Quinhentos anos depois, ali estava eu. Em férias, é verdade, mas curioso por conhecer aqueles logradouros históricos de Porto Seguro e arredores, visto estarmos em plena celebração do quinto centenário de nossa nação “brasilis”, a terra da madeira vermelha como fogo, o pau que não ardia, mas queimou como “brasa” as mãos de muitos indígenas e trabalhadores escravos, para fazer o escambo da preciosa madeira, símbolo do olhar ávido do velho mundo sobre as riquezas desse novo mundo. Caminhando pela orla da Coroa Vermelha, numa manhã luminosa de abril de 2000, vi ao longe a silhueta da cruz redentora – não a original, mas outra bem mais simbólica, talhada sobre madeira bruta pelos indígenas remanescentes da primeira missa… Como amavam aquele símbolo! Digo isso não pela massacre que aquele “Descobrimento” proporcionou a seu povo – isto seria contraditório – mas pela maneira com que aprenderam a aceitar aquele símbolo em suas vidas, a depositar a seus pés toda angústia da opressão que sofreram, a colher de seus braços um novo sentido de vida, bem mais amplo e reconfortante do que as espoliações que sofriam. Tinham na sombra daquela cruz o amparo mínimo de que necessitavam para sobreviver. Nela encontram conforto, forças e esperanças renovadas. A cruz ali plantada tornou-se refrigério para suas almas. Aprenderam a amá-la.
Estava chegando ao local histórico. Ainda ao longe, vejo um trator e um caminhão também se aproximando daquela cruz. Eram 07h00min. Estranhei aquele movimento na aurora de um dia cheio de luz.
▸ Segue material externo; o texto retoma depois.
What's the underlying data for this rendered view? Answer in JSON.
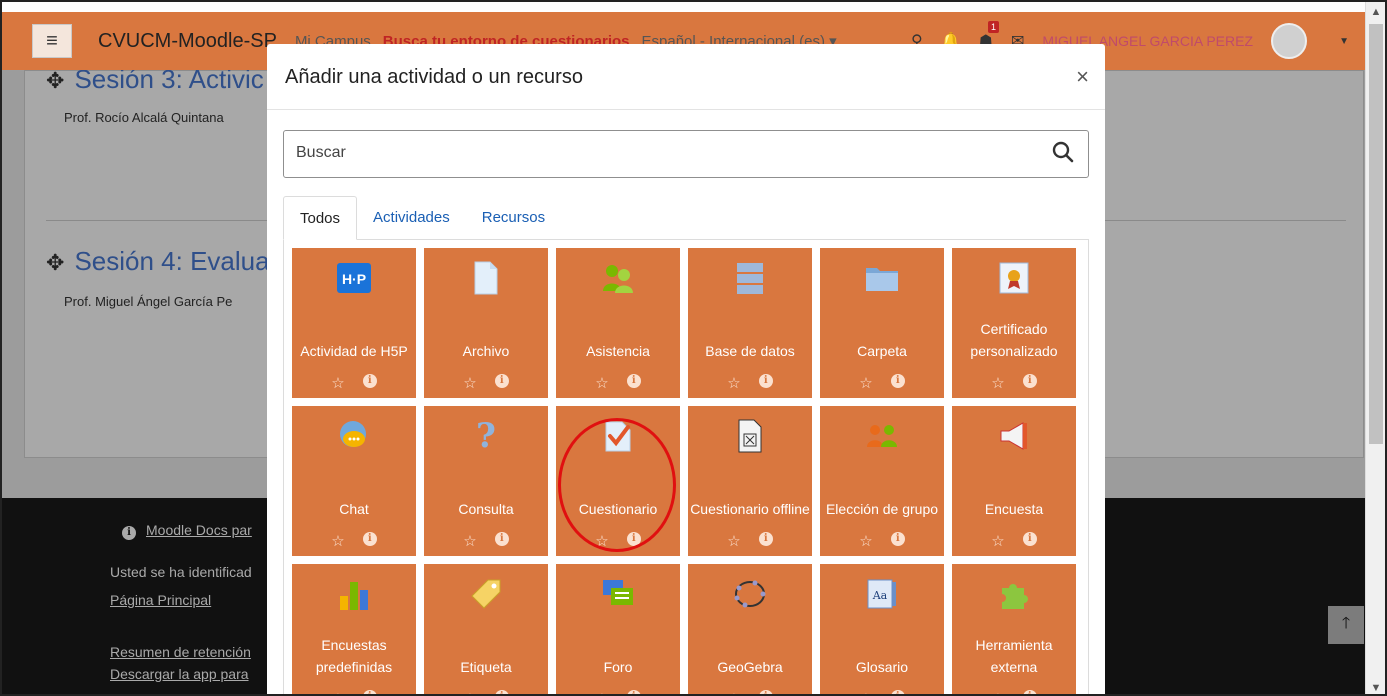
{
  "navbar": {
    "brand": "CVUCM-Moodle-SP",
    "mi_campus": "Mi Campus",
    "busca": "Busca tu entorno de cuestionarios",
    "language": "Español - Internacional (es) ▾",
    "notification_count": "1",
    "user_name": "MIGUEL ANGEL GARCIA PEREZ"
  },
  "sections": [
    {
      "title": "Sesión 3: Activic",
      "prof": "Prof. Rocío Alcalá Quintana"
    },
    {
      "title": "Sesión 4: Evalua",
      "prof": "Prof. Miguel Ángel García Pe"
    }
  ],
  "footer": {
    "docs": "Moodle Docs par",
    "identified": "Usted se ha identificad",
    "home": "Página Principal",
    "retention": "Resumen de retención",
    "app": "Descargar la app para"
  },
  "modal": {
    "title": "Añadir una actividad o un recurso",
    "close": "×",
    "search_placeholder": "Buscar",
    "tabs": [
      "Todos",
      "Actividades",
      "Recursos"
    ]
  },
  "tiles": [
    {
      "label": "Actividad de H5P",
      "icon": "h5p-icon"
    },
    {
      "label": "Archivo",
      "icon": "file-icon"
    },
    {
      "label": "Asistencia",
      "icon": "attendance-icon"
    },
    {
      "label": "Base de datos",
      "icon": "database-icon"
    },
    {
      "label": "Carpeta",
      "icon": "folder-icon"
    },
    {
      "label": "Certificado personalizado",
      "icon": "certificate-icon"
    },
    {
      "label": "Chat",
      "icon": "chat-icon"
    },
    {
      "label": "Consulta",
      "icon": "question-icon"
    },
    {
      "label": "Cuestionario",
      "icon": "quiz-icon"
    },
    {
      "label": "Cuestionario offline",
      "icon": "offline-quiz-icon"
    },
    {
      "label": "Elección de grupo",
      "icon": "group-choice-icon"
    },
    {
      "label": "Encuesta",
      "icon": "megaphone-icon"
    },
    {
      "label": "Encuestas predefinidas",
      "icon": "bar-chart-icon"
    },
    {
      "label": "Etiqueta",
      "icon": "label-tag-icon"
    },
    {
      "label": "Foro",
      "icon": "forum-icon"
    },
    {
      "label": "GeoGebra",
      "icon": "geogebra-icon"
    },
    {
      "label": "Glosario",
      "icon": "glossary-icon"
    },
    {
      "label": "Herramienta externa",
      "icon": "puzzle-icon"
    }
  ],
  "colors": {
    "navbar": "#d9773f",
    "tile": "#d9773f",
    "highlight_circle": "#e01010"
  }
}
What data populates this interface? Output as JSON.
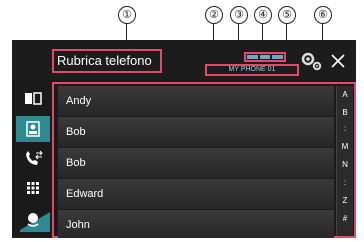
{
  "callouts": [
    "①",
    "②",
    "③",
    "④",
    "⑤",
    "⑥"
  ],
  "header": {
    "title": "Rubrica telefono",
    "device_name": "MY PHONE 01"
  },
  "sidebar": {
    "items": [
      {
        "icon": "contacts-book-icon",
        "active": false
      },
      {
        "icon": "phonebook-icon",
        "active": true
      },
      {
        "icon": "call-history-icon",
        "active": false
      },
      {
        "icon": "dial-pad-icon",
        "active": false
      },
      {
        "icon": "voice-recognition-icon",
        "active": false
      }
    ]
  },
  "contacts": [
    "Andy",
    "Bob",
    "Bob",
    "Edward",
    "John"
  ],
  "index": [
    "A",
    "B",
    ":",
    "M",
    "N",
    ":",
    "Z",
    "#"
  ],
  "colors": {
    "highlight": "#e24a6a",
    "accent": "#2d8a93",
    "background": "#1a1a1a"
  }
}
Mas os operários que ali estão, vieram determinados a um serviço rápido e eficiente. Com guinchos mecânicos e cordas grossas, em minutos, arrancam do solo a velha cruz de madeira, colocam-na sobre a carroceria do caminhão e saem a toda, tomando rumo desconhecido. Quando chego ao local, os indígenas estão alvoroçados. Correm de um lado a outro, noticiando a tragédia: “Roubaram nossa cruz; os brancos levaram nossa cruz”! Em minutos, toda aldeia está desperta e, os mais afoitos, munem-se de seus apetrechos de guerra, lanças, machadinhas, foices, e saem em disparada ao encontro da cruz roubada.
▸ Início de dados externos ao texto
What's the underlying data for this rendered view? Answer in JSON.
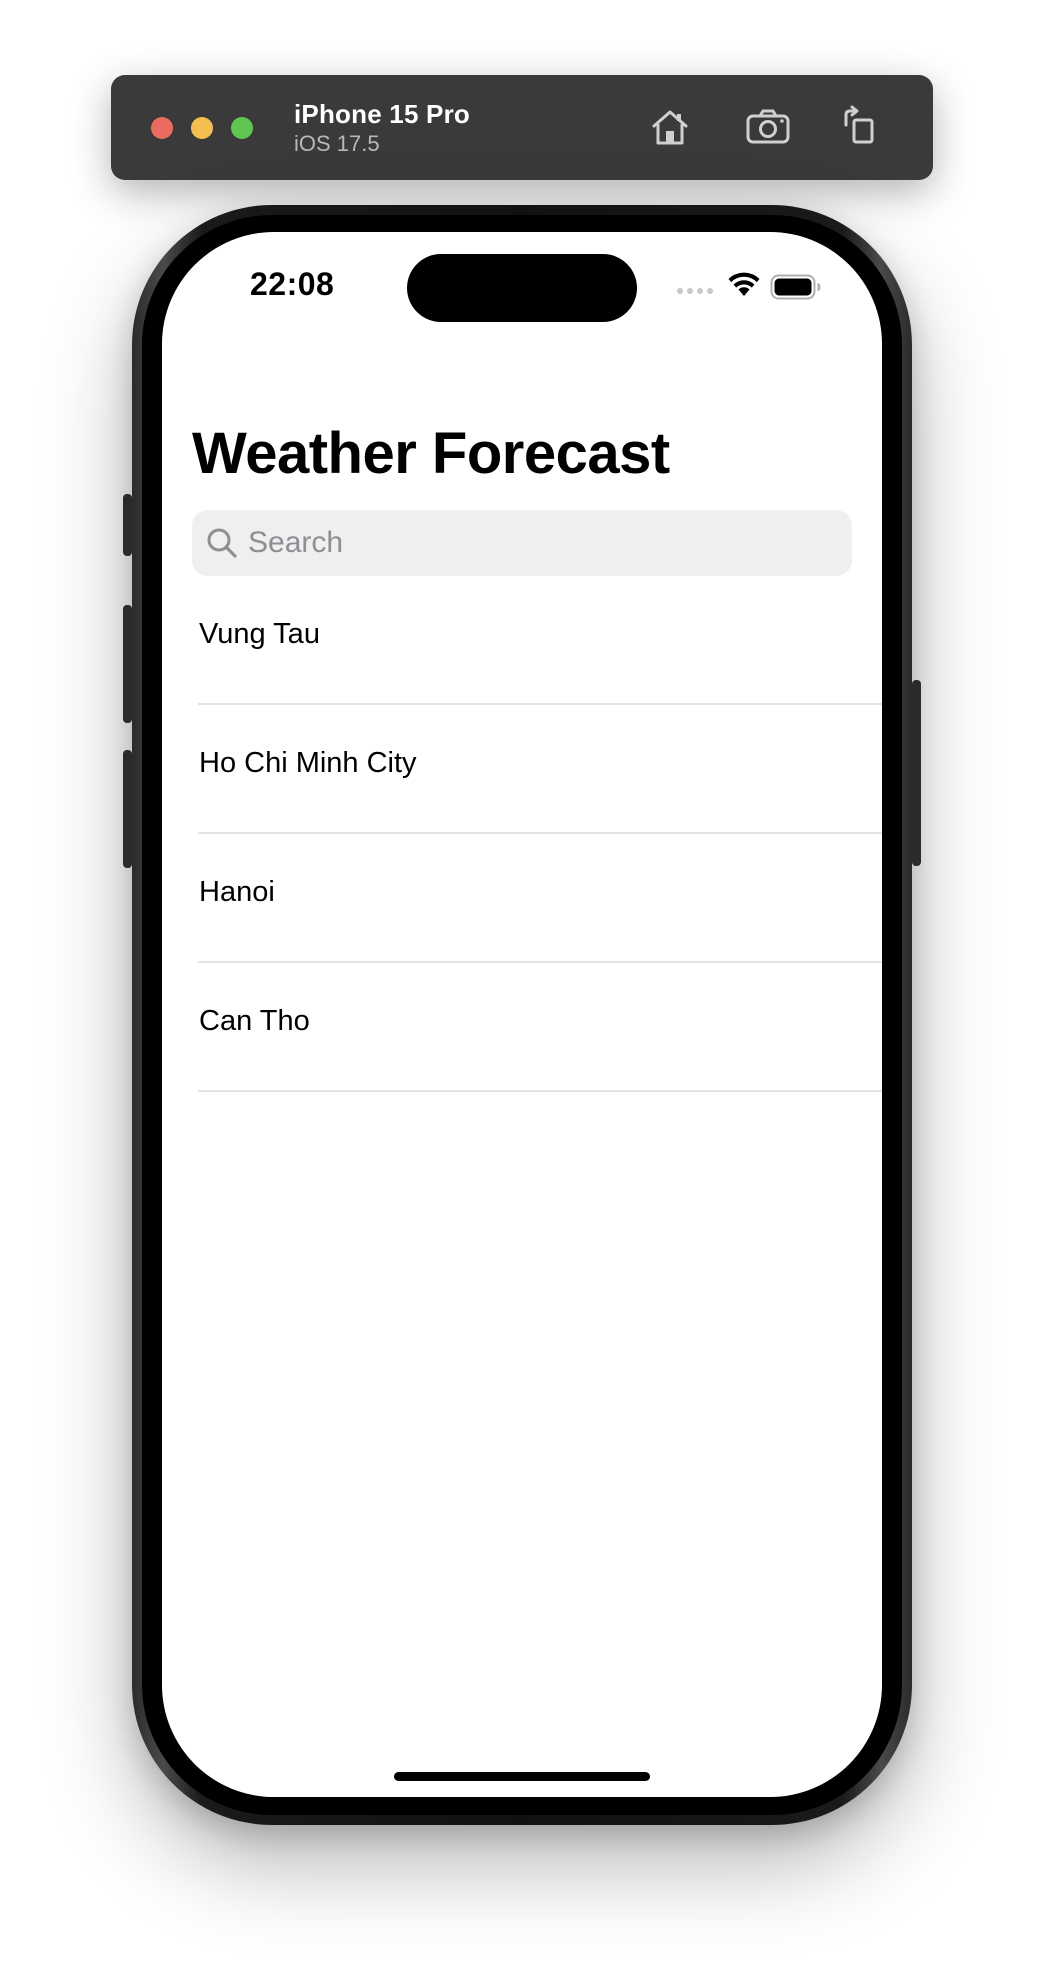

Tudo isso aconteceu bem à minha frente. Tudo para enaltecer e dar destaque à nova cruz de aço, erguida bem ao centro da praça recém-construída, que seria o marco dos nossos 500 anos. Quinhentos anos de abuso e exploração, de mando e desmando, de velhos e novos caciques, eleitos ou aclamados pela tribo dos brancos e pela tradição dos indígenas. Voltei ao local no ano passado. A cruz de metal lá está, enferrujada, abandonada, cercada pelo comércio de bugigangas e souvenires que a nossa cultura consome avidamente. Mas, ao fundo, bem num cantinho do outrora paradisíaco cenário da primeira missa, ainda pude ver, esbelta, portentosa, brilhando ao sol de um novo dia, a velha e tosca cruz de madeira do povo indígena. Então dei graças, pois nosso Brasil ainda é a Terra da Santa Cruz.